Tiger#

class lsst.ctrl.bps.parsl.sites.princeton.Tiger(*args, **kwargs)#

Bases: Slurm

Configuration for running jobs on Princeton’s Tiger cluster.

The following BPS configuration parameters are recognised, overriding the defaults:

  • nodes (int): number of nodes for each Slurm job.

  • cores_per_node (int): number of cores per node for each Slurm job.

  • walltime (str): time limit for each Slurm job.

  • mem_per_node (int): memory per node (GB) for each Slurm job.

  • max_blocks (int): maximum number of blocks (Slurm jobs) to use.

  • cmd_timeout (int): timeout (seconds) to wait for a scheduler.

  • singleton (bool): allow only one job to run at a time; by default True.

When running on the Tiger cluster, you should operate on the /scratch/gpfs filesystem, rather than /projects or /tigress; the latter are not even mounted on the cluster nodes any more.

Methods Summary

get_address()

Return the IP address of the machine hosting the driver/submission.

get_executors()

Get a list of executors to be used in processing.

select_executor(job)

Get the label of the executor to use to execute a job.

Methods Documentation

get_address() str#

Return the IP address of the machine hosting the driver/submission.

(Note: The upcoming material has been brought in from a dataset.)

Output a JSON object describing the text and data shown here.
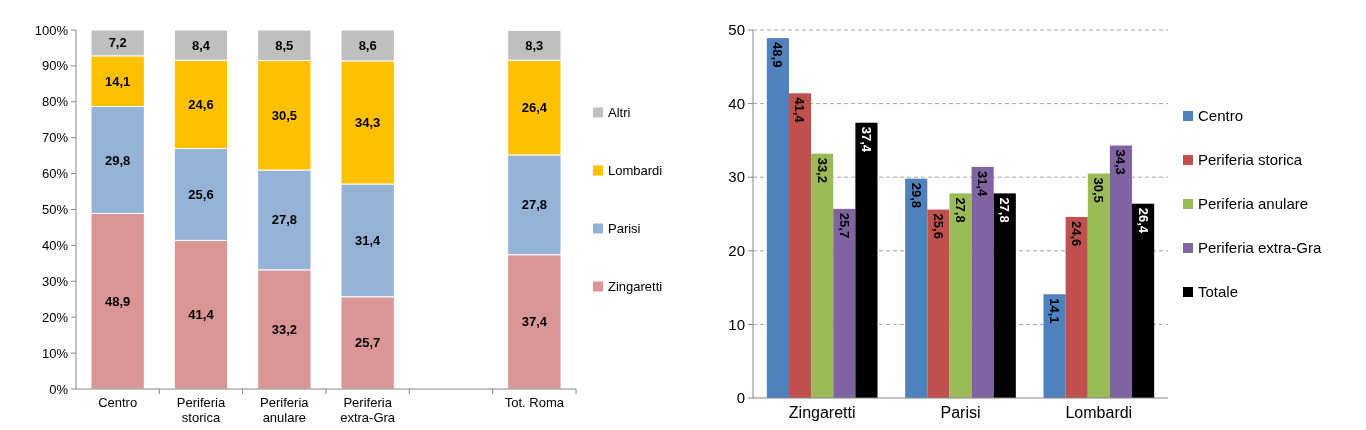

This host machine address should be accessible from the workers and should generally be the return value of one of the functions in parsl.addresses.

This is used by the default implementation of get_monitor, but will generally be used by get_executors too.

This implementation gets the address from the Infiniband network interface, because the cluster nodes can’t connect to the head node through the regular internet.

get_executors() list[ParslExecutor]#

Get a list of executors to be used in processing.

Each executor should have a unique label.

The walltime default here is set so we get into the tiger-vshort QoS, which will hopefully reduce the wait for us to get a node. Then, we have one Slurm job running at a time (singleton) while another saves a spot in line (max_blocks=2). We hope that this will allow us to run almost continually until the workflow is done.

We set the cmd_timeout value to 300 seconds to help avoid TimeoutExpired errors when commands are slow to return (often due to system contention).

select_executor(job: ParslJob) str#

Get the label of the executor to use to execute a job.

Parameters#

jobParslJob

Job to be executed.

Returns#

labelstr

Label of executor to use to execute job.